Washer Door Stuck or Won't Lock — What to Check
Door trouble is usually mechanical and minor — trapped fabric, a gummed-up latch, or a lock that needs a power reset — though the lock assembly itself does wear out eventually.
Front-load washers physically lock the door before doing anything, and refuse to run without confirmation that the lock engaged. So a door fault shows up two opposite ways: a machine that won't start because the door won't lock, or a door that stays locked after the cycle because the release didn't trigger.
Both directions share the same first checks, and neither is a reason to force the door — the handle always breaks before the lock does.
Error codes that match this symptom
- Samsung Washer dC The washer thinks its door is open or not locked — most often a bit of laundry trapped in the door seal or debris in the latch, occasionally a failed door lock.
- LG Washer dE The washer can't confirm its door (or lid) is properly closed and locked — check for trapped fabric and a dirty latch before suspecting the lock assembly.
- Whirlpool Washer F5 E2 The washer tried to lock its door and couldn't — usually an obstruction or grime in the latch, sometimes a worn lock assembly that needs replacing.
Different brand? The checks below apply broadly — but confirm any code against your model's manual before acting on it.
What to check first
- Clear the door rim: no sleeves or sock toes over the edge, and the rubber boot seal lying flat, not folded into the door path.
- Clean the latch hook and its slot with a dry cloth — detergent residue genuinely stops switches registering.
- Close with a firm push until it clicks; washers want positive engagement, not a gentle nudge.
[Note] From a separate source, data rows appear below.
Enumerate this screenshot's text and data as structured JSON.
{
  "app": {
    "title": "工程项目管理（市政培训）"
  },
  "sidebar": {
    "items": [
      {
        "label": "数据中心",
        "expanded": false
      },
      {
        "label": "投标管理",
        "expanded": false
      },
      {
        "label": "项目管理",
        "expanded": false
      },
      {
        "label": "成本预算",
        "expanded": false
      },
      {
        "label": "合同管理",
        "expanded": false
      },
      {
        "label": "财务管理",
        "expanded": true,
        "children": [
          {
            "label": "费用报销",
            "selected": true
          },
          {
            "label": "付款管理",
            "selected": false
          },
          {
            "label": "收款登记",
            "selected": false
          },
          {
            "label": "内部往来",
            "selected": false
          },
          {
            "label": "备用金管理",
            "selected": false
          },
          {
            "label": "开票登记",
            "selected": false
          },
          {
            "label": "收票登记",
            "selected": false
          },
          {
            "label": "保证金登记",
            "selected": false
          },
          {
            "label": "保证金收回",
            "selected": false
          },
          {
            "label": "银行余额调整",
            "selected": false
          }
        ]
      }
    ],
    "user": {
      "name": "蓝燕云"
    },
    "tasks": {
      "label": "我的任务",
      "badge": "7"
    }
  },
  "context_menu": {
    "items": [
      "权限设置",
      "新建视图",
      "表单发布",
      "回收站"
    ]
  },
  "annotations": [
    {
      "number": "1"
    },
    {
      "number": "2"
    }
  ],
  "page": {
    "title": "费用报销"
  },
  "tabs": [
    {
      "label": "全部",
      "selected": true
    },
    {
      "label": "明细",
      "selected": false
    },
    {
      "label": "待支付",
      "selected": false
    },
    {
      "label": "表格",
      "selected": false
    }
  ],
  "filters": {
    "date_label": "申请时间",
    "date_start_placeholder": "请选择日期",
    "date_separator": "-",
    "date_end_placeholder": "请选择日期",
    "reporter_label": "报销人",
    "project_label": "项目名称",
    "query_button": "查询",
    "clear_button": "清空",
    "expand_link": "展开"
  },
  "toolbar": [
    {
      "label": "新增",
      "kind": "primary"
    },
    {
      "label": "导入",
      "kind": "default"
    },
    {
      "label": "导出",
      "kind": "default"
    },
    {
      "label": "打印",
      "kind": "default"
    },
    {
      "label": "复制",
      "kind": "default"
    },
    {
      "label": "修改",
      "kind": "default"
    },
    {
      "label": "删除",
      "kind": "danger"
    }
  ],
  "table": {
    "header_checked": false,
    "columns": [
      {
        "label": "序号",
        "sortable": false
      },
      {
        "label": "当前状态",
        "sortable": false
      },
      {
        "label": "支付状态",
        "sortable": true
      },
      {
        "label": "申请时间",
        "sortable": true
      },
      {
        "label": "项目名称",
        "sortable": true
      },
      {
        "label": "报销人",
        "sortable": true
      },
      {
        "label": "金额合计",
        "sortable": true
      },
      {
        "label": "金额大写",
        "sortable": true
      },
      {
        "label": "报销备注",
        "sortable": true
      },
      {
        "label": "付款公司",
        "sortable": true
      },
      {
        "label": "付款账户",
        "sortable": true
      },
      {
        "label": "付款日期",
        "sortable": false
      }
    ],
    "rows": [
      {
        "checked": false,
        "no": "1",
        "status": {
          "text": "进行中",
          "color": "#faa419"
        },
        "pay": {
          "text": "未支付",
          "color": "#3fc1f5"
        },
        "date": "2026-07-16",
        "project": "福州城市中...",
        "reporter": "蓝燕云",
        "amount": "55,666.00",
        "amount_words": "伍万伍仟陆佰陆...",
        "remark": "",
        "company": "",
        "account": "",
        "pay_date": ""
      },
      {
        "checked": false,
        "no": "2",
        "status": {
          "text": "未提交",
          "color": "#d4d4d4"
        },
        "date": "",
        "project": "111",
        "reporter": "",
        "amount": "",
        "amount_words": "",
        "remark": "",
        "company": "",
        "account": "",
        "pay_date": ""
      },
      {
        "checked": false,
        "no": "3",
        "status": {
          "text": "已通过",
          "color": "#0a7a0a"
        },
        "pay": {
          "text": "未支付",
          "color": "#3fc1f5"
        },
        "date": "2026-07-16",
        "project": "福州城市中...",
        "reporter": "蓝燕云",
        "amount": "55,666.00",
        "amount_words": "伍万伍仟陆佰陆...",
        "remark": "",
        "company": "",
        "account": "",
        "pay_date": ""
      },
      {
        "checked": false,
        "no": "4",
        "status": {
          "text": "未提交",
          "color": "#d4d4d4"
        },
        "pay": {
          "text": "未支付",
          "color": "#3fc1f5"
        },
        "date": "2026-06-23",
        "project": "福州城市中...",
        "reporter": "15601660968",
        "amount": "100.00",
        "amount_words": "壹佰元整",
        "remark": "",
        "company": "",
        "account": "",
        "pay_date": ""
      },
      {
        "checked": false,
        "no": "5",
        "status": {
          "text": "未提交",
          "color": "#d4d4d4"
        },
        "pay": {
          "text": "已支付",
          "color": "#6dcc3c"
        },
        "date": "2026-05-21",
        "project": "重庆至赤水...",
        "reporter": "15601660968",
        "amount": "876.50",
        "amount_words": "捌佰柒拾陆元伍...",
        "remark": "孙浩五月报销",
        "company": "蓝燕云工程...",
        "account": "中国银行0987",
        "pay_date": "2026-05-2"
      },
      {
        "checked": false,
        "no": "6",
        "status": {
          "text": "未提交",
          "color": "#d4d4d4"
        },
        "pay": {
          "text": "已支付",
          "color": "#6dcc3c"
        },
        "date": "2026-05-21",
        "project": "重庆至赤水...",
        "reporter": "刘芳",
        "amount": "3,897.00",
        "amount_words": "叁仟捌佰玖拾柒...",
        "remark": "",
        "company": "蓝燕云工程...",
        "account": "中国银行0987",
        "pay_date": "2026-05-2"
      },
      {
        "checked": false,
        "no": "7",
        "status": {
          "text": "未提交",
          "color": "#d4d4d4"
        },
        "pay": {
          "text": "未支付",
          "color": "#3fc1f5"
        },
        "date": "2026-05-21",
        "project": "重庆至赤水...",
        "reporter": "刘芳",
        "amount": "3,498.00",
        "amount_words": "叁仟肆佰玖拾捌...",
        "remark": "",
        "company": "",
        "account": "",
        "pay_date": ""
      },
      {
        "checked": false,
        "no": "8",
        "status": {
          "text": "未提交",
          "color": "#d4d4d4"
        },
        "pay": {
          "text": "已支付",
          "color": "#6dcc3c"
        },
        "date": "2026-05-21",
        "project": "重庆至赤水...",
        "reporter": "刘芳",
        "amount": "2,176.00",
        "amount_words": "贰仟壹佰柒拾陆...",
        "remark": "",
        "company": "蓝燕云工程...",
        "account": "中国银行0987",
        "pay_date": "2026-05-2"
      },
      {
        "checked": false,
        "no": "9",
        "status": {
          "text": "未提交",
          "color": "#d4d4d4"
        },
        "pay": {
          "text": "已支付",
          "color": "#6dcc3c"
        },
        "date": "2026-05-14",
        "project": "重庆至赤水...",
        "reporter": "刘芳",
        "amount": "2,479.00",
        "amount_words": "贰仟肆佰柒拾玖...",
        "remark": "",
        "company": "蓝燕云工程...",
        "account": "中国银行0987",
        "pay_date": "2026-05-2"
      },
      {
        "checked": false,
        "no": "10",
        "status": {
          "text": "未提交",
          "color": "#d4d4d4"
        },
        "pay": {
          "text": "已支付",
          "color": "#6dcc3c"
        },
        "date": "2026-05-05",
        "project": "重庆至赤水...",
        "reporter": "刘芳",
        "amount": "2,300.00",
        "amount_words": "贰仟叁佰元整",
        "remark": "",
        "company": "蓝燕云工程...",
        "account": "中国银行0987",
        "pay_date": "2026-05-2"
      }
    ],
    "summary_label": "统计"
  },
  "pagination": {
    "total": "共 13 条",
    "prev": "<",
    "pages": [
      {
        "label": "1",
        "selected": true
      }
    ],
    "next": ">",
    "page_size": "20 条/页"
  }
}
- If the door is stuck shut, drain the machine first (codes and locks often hold while water is present), then unplug it for several minutes — most locks release when power is cut.
- Retry the cycle and listen: one clean clunk is healthy, repeated rapid clicking means the lock motor is struggling.
When to call a technician
- The door closes convincingly but the machine still reports a door fault — the lock assembly or its wiring has likely failed.
- The door stays locked after a full drain and a long power-off.
- Anything is visibly broken: cracked latch, bent striker, or a door sagging on its hinge.
Typical professional repair cost: Door lock assembly replacement runs about $120–$250 including labor on most models.